Carlsmith and others said that users might find it tedious to handle
large volumes of electronic mail messages via the phone. Likewise,
large companies, who are among the likely customers for unified
messaging products, typically have a telephone and computer
infrastructure, made up of many independent pieces, already in place.
``It is difficult to sell an integrated solution into a fragmented
environment,'' Carlsmith said.
---It's PRECISELY that a universal inbox finally holds out promise of reducing information load to reasonable levels.
* it has the "whole picture" for traffic analysis, to learn who's important, what's information you originally requested, what's routine, what's unexpected, what's personal and what's professional.
* it understands link cost, knowing what to reach you by AirFone for, what to leave faxed at your next hotel, what you need to hear FIRST, what followups you MUST listen to before launching a missive back.
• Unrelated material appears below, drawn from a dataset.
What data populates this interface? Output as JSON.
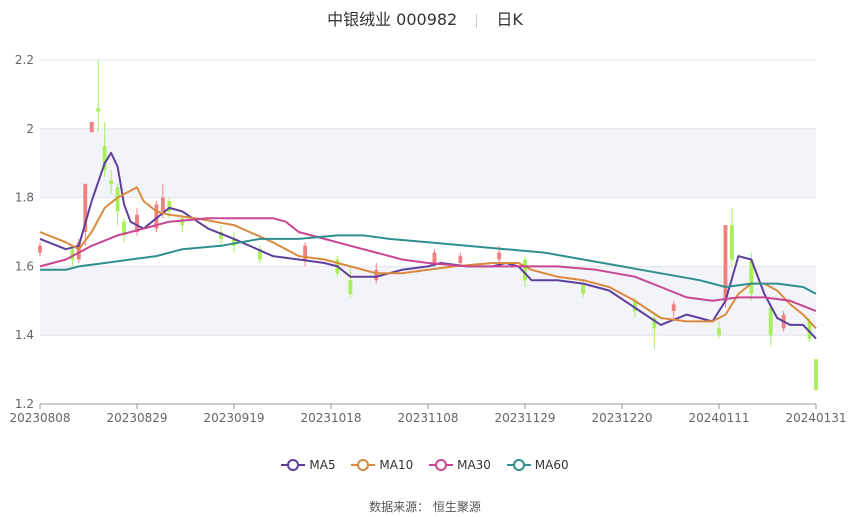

* it understands how to digest info onto the single page you're going to receive over the grainy camelgram in India. It knows how to speed up the speech on a clear line; it knows how to remodulate for low-bitrate satphone coders; it knows when you put it on speakerphone for your colleagues and doesn't speak the next steamy header from you-know-who.
* it knows how to reply across media, to fill in web registration forms, book flights, and to fill you in on unusual weather ahead -- MIT SLS' Galaxy has demonstrated all these and more for years.
* but the difference from all these previous generations of personal * secretary products is the grail of a Personal Memory. A single point * of contact for all the info that courses through your veins -- well, * that would be a lot like a filesystem? Or wouldn't it? Disk is cheap * -- I'd like the few dozen gigabytes of stuff I see every year * around, if only I could retreive it intelligently. I want it * annotated, tracked by person/issue/date. I want it indexed. I want * it on me, like a lapel pin. I want it everywhere.
And then what will our wondrous 21st century killer app have rediscovered?
Ted Nelson's Xanadu.
Doug Englebart's oNLine System
The joys of a professional secretary
The honesty of a true journal
What's new is all in the networking: technologically (ad hoc munchnets) and personally, as it filters/seeks/tracks people for you.
Yeah, I know this isn't for anyone's mother.. yet. It's for me -- I want to build what I want: a virtual me, one who's more competent in so many ways. And the very, very first step, is a mirror world of my garbage flow.
Forget recognition: a 3Gb HD -- less than a single DVD-ROM -- can store a week of continuous telephone-quality speech, uncompressed. Call it a lifestream, a guardian angel, a demonically possessed Teddy Ruxpin, I need it.
======================================================================== General Magic, amazingly still in business so many strategies later, quoth:
Portico is a virtual assistant that acts as a single point of integration for critical information and communications. With one phone call, Portico provides mobile workers with integrated access to people, appointments and news -- all coordinated from voice mail, email, faxes, calendar programs, address books, even web-based or satellite news feeds.
And since Portico is the world's only second-generation virtual assistant, it allows people to interact using natural language patterns, rather than artificial voice commands. You can ask Portico to place a call, read an email or make an appointment -- even interrupt the conversation -- the same way you'd talk to a co-worker.
Portico is also accessible from the Web, giving mobile workers a choice between looking for messages or listening to appointments from any phone or web browser any time they'd like.
=====================================================================
I've always wondered why I've never quite had the guts to lay out the whole munchkin problem, and hence why it differs from Jini or MANET alone; and why my overcommitted career makes some vague kind of sense as a pathway to that goal.